Picking a wireless USB adapter
Using a USB wireless adapter on a desktop is a fine, fine solution for taking advantage of Wi-Fi that’s being provided to you by a third party – or to actually take the place of wires in your own home if you have a wireless hotspot.
The question of course is, “Well great! What wireless adapter to get?”
To be honest, I’m not familiar with the EGenius, so I can’t recommend a pro or con on it specifically.
Support for the device
If they are recommending it, my assumption is that there’s some level of support (or at least experience) with the device. That would be helpful should you run into any problems down the road.

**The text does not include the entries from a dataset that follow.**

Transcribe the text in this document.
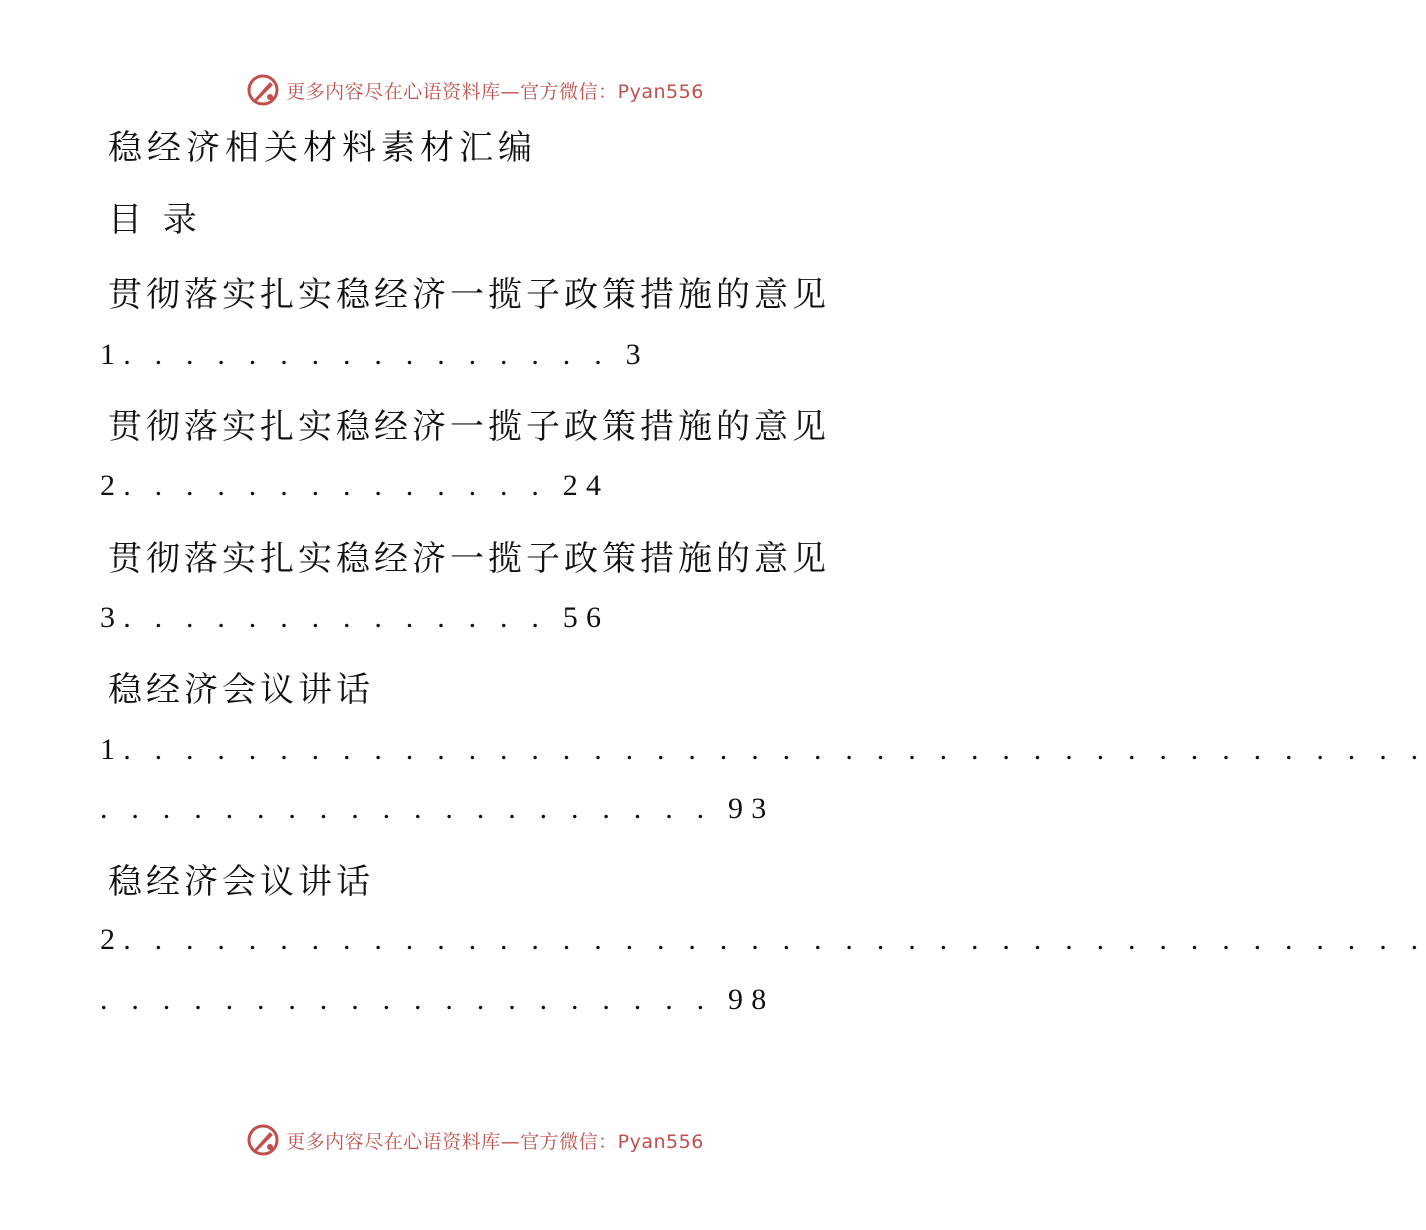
更多内容尽在心语资料库—官方微信：Pyan556
稳经济相关材料素材汇编
目 录
贯彻落实扎实稳经济一揽子政策措施的意见
1. . . . . . . . . . . . . . . . 3
贯彻落实扎实稳经济一揽子政策措施的意见
2. . . . . . . . . . . . . . 24
贯彻落实扎实稳经济一揽子政策措施的意见
3. . . . . . . . . . . . . . 56
稳经济会议讲话
1. . . . . . . . . . . . . . . . . . . . . . . . . . . . . . . . . . . . . . . . . .
. . . . . . . . . . . . . . . . . . . . 93
稳经济会议讲话
2. . . . . . . . . . . . . . . . . . . . . . . . . . . . . . . . . . . . . . . . . .
. . . . . . . . . . . . . . . . . . . . 98
更多内容尽在心语资料库—官方微信：Pyan556
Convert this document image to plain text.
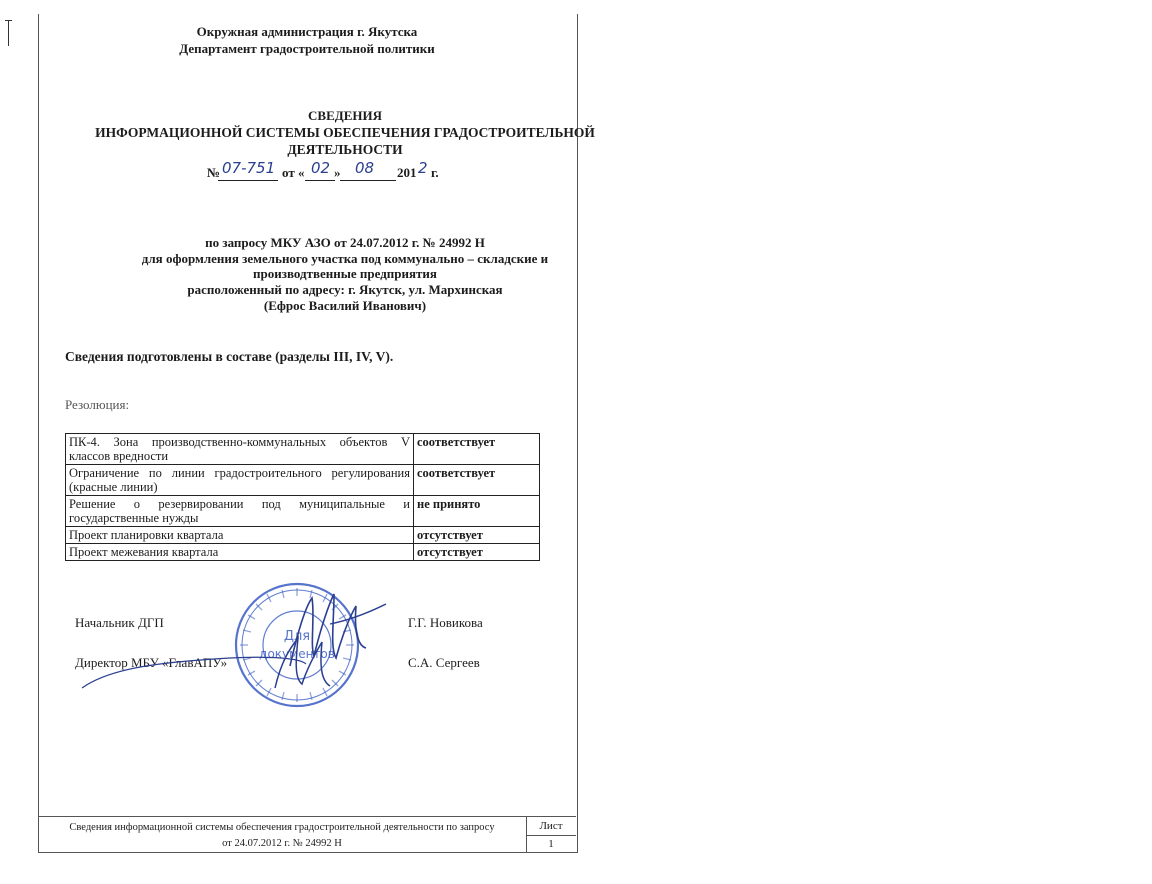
Окружная администрация г. Якутска
Департамент градостроительной политики
СВЕДЕНИЯ
ИНФОРМАЦИОННОЙ СИСТЕМЫ ОБЕСПЕЧЕНИЯ ГРАДОСТРОИТЕЛЬНОЙ
ДЕЯТЕЛЬНОСТИ
№ 07-751 от « 02 » 08 201 2 г.
по запросу МКУ АЗО от 24.07.2012 г. № 24992 Н
для оформления земельного участка под коммунально – складские и
производтвенные предприятия
расположенный по адресу: г. Якутск, ул. Мархинская
(Ефрос Василий Иванович)
Сведения подготовлены в составе (разделы III, IV, V).
Резолюция:
ПК-4. Зона производственно-коммунальных объектов V классов вредности	соответствует
Ограничение по линии градостроительного регулирования (красные линии)	соответствует
Решение о резервировании под муниципальные и государственные нужды	не принято
Проект планировки квартала	отсутствует
Проект межевания квартала	отсутствует
Начальник ДГП	Г.Г. Новикова
Директор МБУ «ГлавАПУ»	С.А. Сергеев
Для
документов
Сведения информационной системы обеспечения градостроительной деятельности по запросу
от 24.07.2012 г. № 24992 Н
Лист
1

The other side of the coin is – I happen to be fairly happy with LinkSys and/or Cisco equipment (they’re actually the same company these days). I know that LinkSys makes a wireless adapter. It may not be quite as cheap. I’m not sure. I haven’t checked the prices lately. But, like I said, my experience with them as a brand has been very good – and the same is true for some of the other name brands.
Typically, in a situation like this when I’ve got no direct experience with the specific piece of hardware, I look for the name brands like LinkSys, like Cisco, like NetGear, and a couple of others.
Fortunately, it’s not actually a problem, especially in a case like this where it’s being recommended by someone who’s closer to your situation than I am. It seems like a pretty reasonable approach to go.